Si mon calcul de la valeur actuelle d’un bien en tenant compte de l’inflation n’est pas sérieuse, je serai ravi de connaître votre calcul à vous pour m’expliquer pourquoi seuls 50% des ménages avaient un aspirateur en 1968 contre la quasi totalité aujourd’hui …

N’importe quel aspirateur peut durer 60 ans si vous ne l’utilisez pas. Les appareils électro-mécaniques de l’ampoule ont une durée de vie en heures. Evidemment, si un produit lâche juste après la garantie on est pas content, mais il y en a aussi qui durent beaucoup, beaucoup plus longtemps que la garantie. Alors soit certains fabricants sont tellement stupides qu’ils n’ont pas encore compris qu’ils pouvaient gagner plus en faisant de la camelotte, soit il faut peut-être envisager la possibilité que la durée de vie d’un produit ait une distribution assez étalée, avec un tout petit pourcentage dans la garantie sinon on se plante avec le ROI, et un gros pourcentage bien après la garantie pour que les clients soient contents et rachètent la marque. Mais pour accepter cette hypothèse, il faut connaitre un peu les statistiques …

Concernant votre PS3, je ne sais pas si c’était ce problème (un lien est toujours si pratique et facile, pourquoi ne pas en faire plus ?) Effectivement, ça sent mauvais. C’est volontaire ? Imaginez le scandale si un ingénieur de Sony ou un document rendait ça public. Ca coulerait la boîte. Vous pensez qu’ils prendraient un risque pareil ? Surtout qu’apparemment ils perdent de l’argent en vendant des PS3 (ils le récupèrent sur les jeux). Expliquez-moi donc l’intérêt de Sony de faire de l’obsolescence programmée pour perdre plus d’argent en remplaçant des PS3 vendues à perte … Est-ce que je mérite vos noms d’oiseaux parce que j’ose prétendre que c’était peut-être une réduction de coûts qui a mal tourné et qui a coûté très cher à Sony ?

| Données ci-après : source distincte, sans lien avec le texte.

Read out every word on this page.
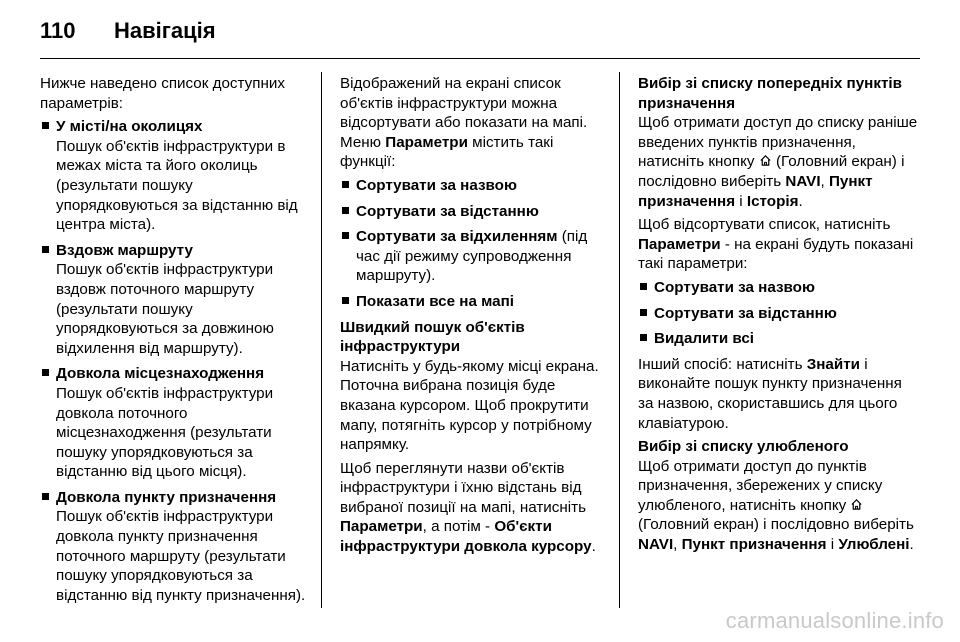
110	Навігація

Нижче наведено список доступних параметрів:

У місті/на околицях
Пошук об'єктів інфраструктури в межах міста та його околиць (результати пошуку упорядковуються за відстанню від центра міста).
Вздовж маршруту
Пошук об'єктів інфраструктури вздовж поточного маршруту (результати пошуку упорядковуються за довжиною відхилення від маршруту).
Довкола місцезнаходження
Пошук об'єктів інфраструктури довкола поточного місцезнаходження (результати пошуку упорядковуються за відстанню від цього місця).
Довкола пункту призначення
Пошук об'єктів інфраструктури довкола пункту призначення поточного маршруту (результати пошуку упорядковуються за відстанню від пункту призначення).

Відображений на екрані список об'єктів інфраструктури можна відсортувати або показати на мапі. Меню Параметри містить такі функції:

Сортувати за назвою
Сортувати за відстанню
Сортувати за відхиленням (під час дії режиму супроводження маршруту).
Показати все на мапі

Швидкий пошук об'єктів інфраструктури

Натисніть у будь-якому місці екрана. Поточна вибрана позиція буде вказана курсором. Щоб прокрутити мапу, потягніть курсор у потрібному напрямку.

Щоб переглянути назви об'єктів інфраструктури і їхню відстань від вибраної позиції на мапі, натисніть Параметри, а потім - Об'єкти інфраструктури довкола курсору.

Вибір зі списку попередніх пунктів призначення

Щоб отримати доступ до списку раніше введених пунктів призначення, натисніть кнопку  (Головний екран) і послідовно виберіть NAVI, Пункт призначення і Історія.

Щоб відсортувати список, натисніть Параметри - на екрані будуть показані такі параметри:

Сортувати за назвою
Сортувати за відстанню
Видалити всі

Інший спосіб: натисніть Знайти і виконайте пошук пункту призначення за назвою, скориставшись для цього клавіатурою.

Вибір зі списку улюбленого

Щоб отримати доступ до пунктів призначення, збережених у списку улюбленого, натисніть кнопку  (Головний екран) і послідовно виберіть NAVI, Пункт призначення і Улюблені.

carmanualsonline.info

Pour les imprimantes, je ne comprends pas non plus pourquoi les fabricants arrêtent de produire des cartouches vu que c’est justement sur les cartouches qu’ils gagnent, et pas sur les imprimantes qui sont « données », voire vendues à perte aussi. Ni surtout pourquoi ils font des cartouches différentes à chaque nouvelle imprimante. Je pense que c’est pour limiter la contrefaçon des cartouches, mais si quelqu’un a des infos fiables, ça m’intéresse.

Je note que vos exemple sont du même type que les miens : choisi pour illustrer différents types d’obsolescence parce qu’il n’y a toujours absolument aucune étude scientifique qui démontre que l’obsolescence programmée (au sens strict cf. article) existe. Qu’y-a-t’il donc de mauvais à ma « prise de position » qui consiste à dire que puisqu’il n’y a pas de preuve d’existence, c’est peut-être que ça n’existe pas ?

Pour les aspects environnementaux, je vous rejoins à 100%. Si tout le monde utilisait des Mercedes, Rolex, Miele etc, il y aurait beaucoup moins de déchets. C’est embêtant tout ces gens qui ne sont pas millionnaires et qui veulent aussi une voiture, une montre, de l’électroménager et plein d’objets que leurs grands parents n’avaient pas. Et bientôt les chinois, les indiens et les africains suivront …

Vite ! Introduisons des taxes écologiques et de recyclage, et augmentons les durées de garantie pour que les fabricants répercutent les coûts sur les produits, comme ça les indiens ne pourront pas se les payer et auront plus de temps pour se trier de vraies puces sur la tête plutôt que celles en silicium dans les décharges…

(oui, ok, je l’admets, des fois je provoque un peu…)

Invité
Sylvain
1 année 4 mois avant

Passionnant. Bravo docteur, et bravo à tous les commentateurs.

1 année 6 mois avant

Envoyé ce message à l’émission A Bon Entendeur de la RTS à propos de leur émission d’hier soir:

Bonjour,
votre émission sur l’obsolescence programmée était… moyenne.

Vous l’avez commencée par une erreur factuelle : le « cartel Phoebus » n’a pas été condamné pour avoir limité la durée de vie des ampoules à 1000 heures, mais seulement pour entente sur les prix. Il existe une raison physique pour laquelle les ampoules sont les plus économiques lorsqu’elles durent 1000 heures, je l’explique ici : http://www.drgoulu.com/2011/10/16/la-veritable-histoire-de-lampoule-de-livermore/

De plus, votre expert qui a dit que l’obsolescence programmée est impossible à prouver aurait du vous inciter à la prudence. En effet, il n’existe pratiquement aucun cas documenté dans la recherche scientifique. ( http://www.drgoulu.com/2013/05/01/lobsolescence-est-elle-programmee-2/ )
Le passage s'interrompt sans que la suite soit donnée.